Kolumne

Die malende Fischerin

Von Jürgmeier

Niemand schien sie zu bemerken, als sie eines Morgens plötzlich da waren.

Eigentlich war Stefanie Winter keine Anglerin. Sie mochte keinen Fisch, hängte ihre Köder nur lose an Silkfäden, fütterte die Fische bloss und fing sie nicht, sehr zum Ärger ihrer Kollegen, die unter der Gelehrigkeit der Fische litten – wenn "die fanatische Tierschützerin" ihre Korken auswarf, bissen sich die Schuppigen nur noch selten an ihren Haken fest. Trotzdem duldeten die Fischer die Geschäftsschädigende in ihren Gefilden – weil sie sich mit verschämtem Blick auf ihre blutt und trotzig in die Morgensonne gehängten Beine entschädigten, Angst hatten, sie könnten wie der Koller Franz, in Bluejeans und Hüftstiefeln steckend, bäuchlings im Wasser landen. Der hatte die Frau, die keinen Fisch anrührte, augenzwinkernd angemacht: "Du hast wohl lieber etwas Rechtes in der Hand."

Stefanie Winter begann an ihrem Verstand zu zweifeln. War sie verrückt oder sehend geworden? Vor ihren Augen trieben leblose Menschenkörper. Aber keine und keiner schien sie zur Kenntnis zu nehmen, niemand verlor ein Wort über die Toten; in Zeitungen, Radio, Fernsehen und Internet – nichts. Auch Stefanie Winter schwieg – aus Angst, für schwachsinnig erklärt zu werden. Aber es wurden täglich mehr, bis der ganze See, von der Roten Fabrik bis zum Damm, zugeleicht war.

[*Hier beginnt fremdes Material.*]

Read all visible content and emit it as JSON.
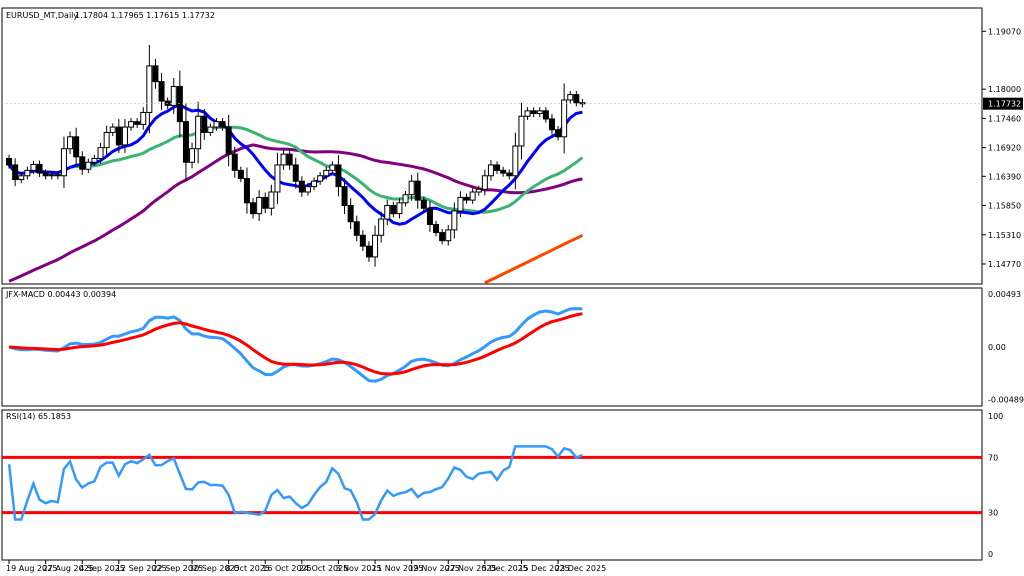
{
  "chart_data": [
    {
      "type": "candlestick",
      "title": "EURUSD_MT,Daily",
      "ohlc_header": "1.17804 1.17965 1.17615 1.17732",
      "current_price_label": "1.17732",
      "y_ticks": [
        "1.19070",
        "1.18000",
        "1.17460",
        "1.16920",
        "1.16390",
        "1.15850",
        "1.15310",
        "1.14770"
      ],
      "ylim": [
        1.144,
        1.195
      ],
      "x_tick_labels": [
        "19 Aug 2025",
        "27 Aug 2025",
        "4 Sep 2025",
        "12 Sep 2025",
        "22 Sep 2025",
        "30 Sep 2025",
        "8 Oct 2025",
        "16 Oct 2025",
        "24 Oct 2025",
        "3 Nov 2025",
        "11 Nov 2025",
        "19 Nov 2025",
        "27 Nov 2025",
        "5 Dec 2025",
        "15 Dec 2025",
        "23 Dec 2025"
      ],
      "x_tick_positions": [
        0,
        6,
        12,
        18,
        24,
        30,
        36,
        42,
        48,
        54,
        60,
        66,
        72,
        78,
        84,
        90
      ],
      "close": [
        1.166,
        1.1633,
        1.164,
        1.165,
        1.1661,
        1.1645,
        1.164,
        1.1642,
        1.164,
        1.169,
        1.1712,
        1.1675,
        1.1652,
        1.1665,
        1.1672,
        1.1692,
        1.172,
        1.173,
        1.1697,
        1.173,
        1.174,
        1.1735,
        1.1757,
        1.1843,
        1.1814,
        1.1778,
        1.177,
        1.1805,
        1.174,
        1.1665,
        1.169,
        1.175,
        1.172,
        1.173,
        1.174,
        1.173,
        1.168,
        1.165,
        1.1635,
        1.159,
        1.157,
        1.16,
        1.158,
        1.161,
        1.166,
        1.168,
        1.166,
        1.163,
        1.161,
        1.162,
        1.163,
        1.164,
        1.165,
        1.166,
        1.162,
        1.1585,
        1.1555,
        1.153,
        1.151,
        1.149,
        1.153,
        1.156,
        1.1585,
        1.157,
        1.159,
        1.1605,
        1.163,
        1.1595,
        1.158,
        1.155,
        1.1535,
        1.152,
        1.154,
        1.1575,
        1.16,
        1.1595,
        1.161,
        1.1615,
        1.164,
        1.166,
        1.165,
        1.1645,
        1.164,
        1.1695,
        1.175,
        1.176,
        1.1755,
        1.176,
        1.1745,
        1.1725,
        1.1712,
        1.178,
        1.179,
        1.1775,
        1.1773
      ],
      "indicators": [
        {
          "name": "MA blue",
          "color": "#0000ff"
        },
        {
          "name": "MA green",
          "color": "#3cb371"
        },
        {
          "name": "MA purple",
          "color": "#800080"
        },
        {
          "name": "MA orange",
          "color": "#ff4500"
        }
      ]
    },
    {
      "type": "line",
      "title": "JFX-MACD 0.00443 0.00394",
      "y_ticks": [
        "0.00493",
        "0.00",
        "-0.00489"
      ],
      "ylim": [
        -0.0055,
        0.0055
      ],
      "series": [
        {
          "color": "#3399ff"
        },
        {
          "color": "#ff0000"
        }
      ]
    },
    {
      "type": "line",
      "title": "RSI(14) 65.1853",
      "y_ticks": [
        "100",
        "70",
        "30",
        "0"
      ],
      "ylim": [
        0,
        100
      ],
      "levels": [
        70,
        30
      ],
      "series": [
        {
          "color": "#3399ff"
        }
      ]
    }
  ]
}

Stefanie Winter – sie musste einen Schock erlitten haben – drängte sich in ihrem Ruderboot, mit Farbpalette, Tuben und Pinseln ausgerüstet, zwischen steife Arme, Knie und Bäuche, begann die nicht identifizierbaren Köpfe zu bemalen, malte ihnen Fantasiegesichter, Gesichter aus dem Gedächtnis, Gesichter aus Bildchroniken, Dokumentarfilmen und TV-Berichten, Gesichter längst vermeldeter Opfer gestriger Kriege, ferner Massenmorde und abgefeierter Hungersnöte. Aber Autofähren, Tanzschiffe und Pedalos pflügten sich unbeirrt durch totes Menschenfleisch.

Erst als Stefanie Winter – später berief sie sich darauf, Fantasie und Erinnerungsvermögen hätten sie im Stich gelassen – begann, den leblosen Körpern nicht länger fremde Gesichter aufzusetzen – und für SchweizerInnen sahen nun mal alle VietnamesInnen gleich aus; wer ein ausgemergeltes Kind gesehen hatte, glaubte die Millionen Hungernder zu kennen –; erst als die Fischerin den Verblichenen die Köpfe schweiz- oder auch nur stadtbekannter Lebender verpasste, selbst vor dem vertrauten Antlitz des Oberturners und dem geilen Face der örtlichen Discoqueen nicht zurückschreckte; als die Leute – die ein Recht auf durchschnittliche schweizerische Lebenserwartung zu haben glaubten – sich in den Gesichtern von Wasserleichen wieder erkannten, machte sich Entrüstung über diese Störung der öffentlichen Zerstreuung und Ordnung lang.

Stefanie Winter verriet sich, übermütig geworden, als sie nicht nur die Falten, Pickel und Narben ihrer Verwandten und FreundInnen, sondern auch die unverwechselbaren Nasenflügel Kollers auf kalte Haut pinselte. Der nutzte die Chance, stürmte mit trockener Hose zum nächsten Polizeiposten und klagte auf Persönlichkeitsverletzung.